Big bad Park Woong-cheol has been given a two-day furlough to mourn the death of his best friend, one of the last old school, socially responsible clan bosses. As luck would have it, he will be available to return to the crooks-catching-crooks task force that has been called back into service to catch the high-profile criminals who just escaped in the Fugitive-style opening action sequence.
Sadly, Lt. Yoo Mi-young, one of their badge-holding comrades from the TV series, was badly injured in the attack, so it is personal for Park. At least their old commander, Captain Oh Goo-tak is back in charge, but the ailing copper is not long for this world. Naturally, there will be some tensions with the new recruits: Ko Yoo-sung, an overzealous cop and “Jessica” Kwak No-soon, a confidence trickster. However, they will all be on the same page when they realize one of their targets is the serial killer who seduced and murdered Kwak’s sister. Yet, there is probably even more pressure to re-capture No Sang-sik, a high-ranking mob boss, who had promised to reveal his secrets to Lt. Yoo.
After the initial escape, Reign of Chaos gets a little bogged down in exposition, but then it cranks it up again and never slows down. Frankly, this is a perfect vehicle for Don Lee (a.k.a. Ma Dong-seok), who is quickly becoming the Arnold Schwarzenegger of the modern era. His imposing physique cannot be missed (even by a blind man on valium), but it is his earnestness and “aw shucks” charm that really pop off the screen. He performs feats of strength and bashes more bad dudes (we can’t call them “bad guys”) than viewers can easily count without a hand-clicker, always in a way that is upbeat and entertaining.

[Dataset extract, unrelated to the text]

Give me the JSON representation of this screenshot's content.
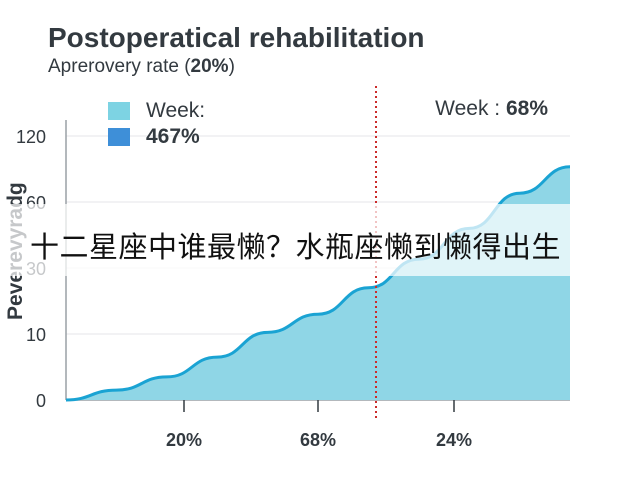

Kim Sang-joong is a perfect counter-balance, playing Cap. Oh with world-weary gravitas. Just one look at his wrinkled brow can cause sympathy headaches. Kim A-joong also has fun vamping it up opposite Lee’s burly but Boy Scout-ish Park. Park Won Sang also has some nice moments as the cynical but honest copper, Jo Dong-sul. They all form quite a colorful ensemble who rather overshadow Chang Ki-yong, who is quite competent as the hot-headed Ko, but he just can’t compete with Lee and company.